Abstract
Background and objective
This systematic review synthesised evidence from European neck and low back pain (NLBP) clinical practice guidelines (CPGs) to identify recommended treatment options for use across Europe.
Databases and Data Treatment
Comprehensive searches of thirteen databases were conducted, from 1st January 2013 to 4th May 2020 to identify up‐to‐date evidence‐based European CPGs for primary care management of NLBP, issued by professional bodies/organisations. Data extracted included; aim and target population, methods for development and implementation, and treatment recommendations. The AGREE II checklist was used to critically appraise guidelines. Criteria were devised to summarise and synthesise the direction and strength of recommendations across guidelines.
Results
Seventeen CPGs (11 low back; 5 neck; 1 both) from eight European countries were identified, of which seven were high‐quality.
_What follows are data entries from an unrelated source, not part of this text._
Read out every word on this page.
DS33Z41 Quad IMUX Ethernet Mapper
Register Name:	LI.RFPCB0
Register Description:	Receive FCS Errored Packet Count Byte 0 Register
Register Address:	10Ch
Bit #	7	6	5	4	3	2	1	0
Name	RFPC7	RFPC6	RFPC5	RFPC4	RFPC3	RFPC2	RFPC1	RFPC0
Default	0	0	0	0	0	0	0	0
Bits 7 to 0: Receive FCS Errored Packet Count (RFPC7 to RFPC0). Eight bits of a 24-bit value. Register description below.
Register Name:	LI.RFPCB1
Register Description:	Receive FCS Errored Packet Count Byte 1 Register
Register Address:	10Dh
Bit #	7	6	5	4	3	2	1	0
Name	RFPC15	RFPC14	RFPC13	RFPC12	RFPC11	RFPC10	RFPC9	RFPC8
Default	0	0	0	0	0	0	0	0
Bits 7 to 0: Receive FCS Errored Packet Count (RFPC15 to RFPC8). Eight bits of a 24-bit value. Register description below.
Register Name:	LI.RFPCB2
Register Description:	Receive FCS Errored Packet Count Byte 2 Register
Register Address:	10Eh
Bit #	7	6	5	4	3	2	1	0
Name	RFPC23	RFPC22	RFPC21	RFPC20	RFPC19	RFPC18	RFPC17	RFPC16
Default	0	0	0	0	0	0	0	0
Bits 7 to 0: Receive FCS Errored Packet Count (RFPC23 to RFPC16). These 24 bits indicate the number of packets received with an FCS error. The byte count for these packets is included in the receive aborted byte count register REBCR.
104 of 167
For neck pain , there was consistent weak or moderate strength recommendations for: reassurance, advice and education, manual therapy, referral for exercise therapy/programme, oral analgesics and topical medications, plus psychological therapies or multidisciplinary treatment for specific subgroups. Notable recommendation differences between back and neck pain included, i) analgesics for neck pain (not for back pain); ii) options for back pain specific subgroups ‐ work‐based interventions, return to work advice/programmes, and surgical interventions (but not for neck pain), and iii) a greater strength of recommendations (generally moderate or strong) for back pain than those for neck pain.
Conclusions
This review of European CPGs identified a range of mainly non‐pharmacological recommended treatment options for NLBP that have broad consensus for use across Europe.